Par deux fois, la galerie Clairefontaine rend hommage à l’île rebelle aux portes des États-Unis. En bas, des clichés originaux des années révolutionnaires, et en haut, les impressions du photographe Yvon Lambert.
Deux expositions donc en ce moment à espace 2 de la galerie Clairefontaine. Mais toutes deux tournent autour de Cuba, cette île qui attire les uns autant qu’elle révulse les autres. Pile poile pour le décès du Lider Maximo l’année dernière, la galerie revient sur le mythe Cuba. Dans la première, on peut admirer une longue série de photographies originales – dont certaines, comme le Che au cigare, sont devenues des icônes modernes – des années 1959 et 1960. Même s’il y a des clichés un peu plus récents, comme celui d’un Castro déjà vieilli qui accueille Erich Honecker à la sortie de son avion en 1980.
L’intérêt de ces vestiges du photojournalisme héroïque – car s’aventurer à Cuba dans les années révolutionnaires n’était pas une mince affaire – réside dans les clichés qui ne sont pas encore soumis à la machine de propagande qui était déjà en train de se mettre en place.

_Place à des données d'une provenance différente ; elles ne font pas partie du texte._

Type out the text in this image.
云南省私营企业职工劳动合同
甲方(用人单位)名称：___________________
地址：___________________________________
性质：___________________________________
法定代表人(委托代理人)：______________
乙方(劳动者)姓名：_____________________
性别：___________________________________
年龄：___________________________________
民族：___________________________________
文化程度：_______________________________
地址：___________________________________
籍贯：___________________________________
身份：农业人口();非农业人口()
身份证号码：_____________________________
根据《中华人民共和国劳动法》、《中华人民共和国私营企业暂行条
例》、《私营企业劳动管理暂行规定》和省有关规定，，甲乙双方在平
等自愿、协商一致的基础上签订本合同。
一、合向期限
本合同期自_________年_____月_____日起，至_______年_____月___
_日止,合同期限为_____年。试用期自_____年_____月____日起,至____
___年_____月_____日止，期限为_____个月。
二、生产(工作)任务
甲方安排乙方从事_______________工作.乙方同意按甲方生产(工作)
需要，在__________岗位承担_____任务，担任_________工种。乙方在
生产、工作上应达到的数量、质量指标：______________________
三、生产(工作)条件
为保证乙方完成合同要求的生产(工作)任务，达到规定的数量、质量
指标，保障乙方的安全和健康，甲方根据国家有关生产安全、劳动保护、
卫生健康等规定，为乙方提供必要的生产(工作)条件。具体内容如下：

Ils témoignent donc d’une certaine fraîcheur et d’une ardeur révolutionnaire. Impressionnante par exemple cette image, recolorée à la main, de Fidel Castro souriant et attablé devant plusieurs plats et qui boit un Coca-Cola – donc la boisson emblématique de l’ennemi de classe. Plus violentes sont les images des tanks révolutionnaires dans les rues de La Havane, avec en arrière-fond un autre symbole de l’impérialisme américain, le fournisseur d’énergie Westinghouse. Ou encore celle montrant des manifestants suppliciant au garrot une poupée symbolisant le satrape Batista – l’image rappelle aussi la violence débridée inhérente à toutes les révolutions. Bref : une vision intimiste qui par moments préfigure l’iconographie à venir, mais qui est aussi le témoin d’un entre-deux mondes, celui d’avant et celui d’après la révolution castriste.

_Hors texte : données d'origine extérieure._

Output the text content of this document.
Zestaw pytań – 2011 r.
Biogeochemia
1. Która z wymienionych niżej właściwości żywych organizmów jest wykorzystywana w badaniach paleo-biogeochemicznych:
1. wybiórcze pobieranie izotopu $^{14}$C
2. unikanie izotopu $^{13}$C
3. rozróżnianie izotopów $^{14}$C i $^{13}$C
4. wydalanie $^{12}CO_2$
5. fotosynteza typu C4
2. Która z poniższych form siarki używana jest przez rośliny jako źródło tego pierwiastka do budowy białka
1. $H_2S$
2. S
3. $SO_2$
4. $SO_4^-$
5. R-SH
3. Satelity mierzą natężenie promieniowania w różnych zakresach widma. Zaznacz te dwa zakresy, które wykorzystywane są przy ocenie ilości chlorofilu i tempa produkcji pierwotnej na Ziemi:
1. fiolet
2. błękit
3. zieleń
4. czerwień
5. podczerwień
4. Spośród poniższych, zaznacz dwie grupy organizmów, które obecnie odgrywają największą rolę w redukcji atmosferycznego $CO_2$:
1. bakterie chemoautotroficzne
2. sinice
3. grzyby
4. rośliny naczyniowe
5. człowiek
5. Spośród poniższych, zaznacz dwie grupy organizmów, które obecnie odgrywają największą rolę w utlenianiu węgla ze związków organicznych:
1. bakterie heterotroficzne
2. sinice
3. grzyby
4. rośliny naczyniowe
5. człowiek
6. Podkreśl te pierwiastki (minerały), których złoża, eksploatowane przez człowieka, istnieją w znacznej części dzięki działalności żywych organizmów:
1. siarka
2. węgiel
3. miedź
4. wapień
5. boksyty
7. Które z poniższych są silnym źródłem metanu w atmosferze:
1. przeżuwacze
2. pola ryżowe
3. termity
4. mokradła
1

La deuxième exposition est consacrée aux photographies d’Yvon Lambert. Sobrement intitulée « Cuba », elle rassemble des clichés en noir et blanc pris par le photographe lors de ses longs séjours sur l’île entre 1996 et 2000. Comme le dit le texte d’explication, Lambert n’a pas succombé au « charme morbide » de l’île. Ici, point de photographies d’habitants envahis par une bienheureuse paresse qui va de pair avec un certain fatalisme dû au manque de perspectives dans le socialisme réel version tropicale.
Mais au contraire, des images pleines d’empathie pour Cuba et les Cubains, qui montrent la vie comme elle est. Parfois banale, comme cette image d’un pêcheur près de la rive, ou des captations nocturnes de La Havane où les gens font les mêmes choses que tous les autres habitants urbains partout dans le monde : ils se baladent, discutent ou s’amusent. Mais il y a aussi des images qui, par hasard ou non, subliment la réalité cubaine et donnent une impression plus profonde de l’état de la société cubaine. Comme celui, majestueux, d’un petit salon, où un jeune garçon est en train d’entrer à contre-jour et dans lequel un poste de télévision d’un autre âge est en train de diffuser un discours marathonien de Castro. C’est surtout l’image floutée, en pleine dissolution, du révolutionnaire juxtaposée à celle du garçon, dont le visage est caché par l’ombre – et qui est donc encore en devenir – qui fait la force de cette photographie. Et qui s’accorde bien avec la première exposition, dans le sens qu’ici aussi on est devant une transition. Juste que le résultat de celle-ci est encore une grande inconnue, et risque de le rester avec l’élection d’un fou furieux bien moins conciliant que son prédécesseur à la Maison Blanche.
Bref, pour les amoureux de Cuba et pour ceux qui veulent dépasser les clichés liés à cette île, un passage à la galerie Clairefontaine s’impose !
Jusqu’au 25 février à l’espace 2 de la galerie Clairefontaine.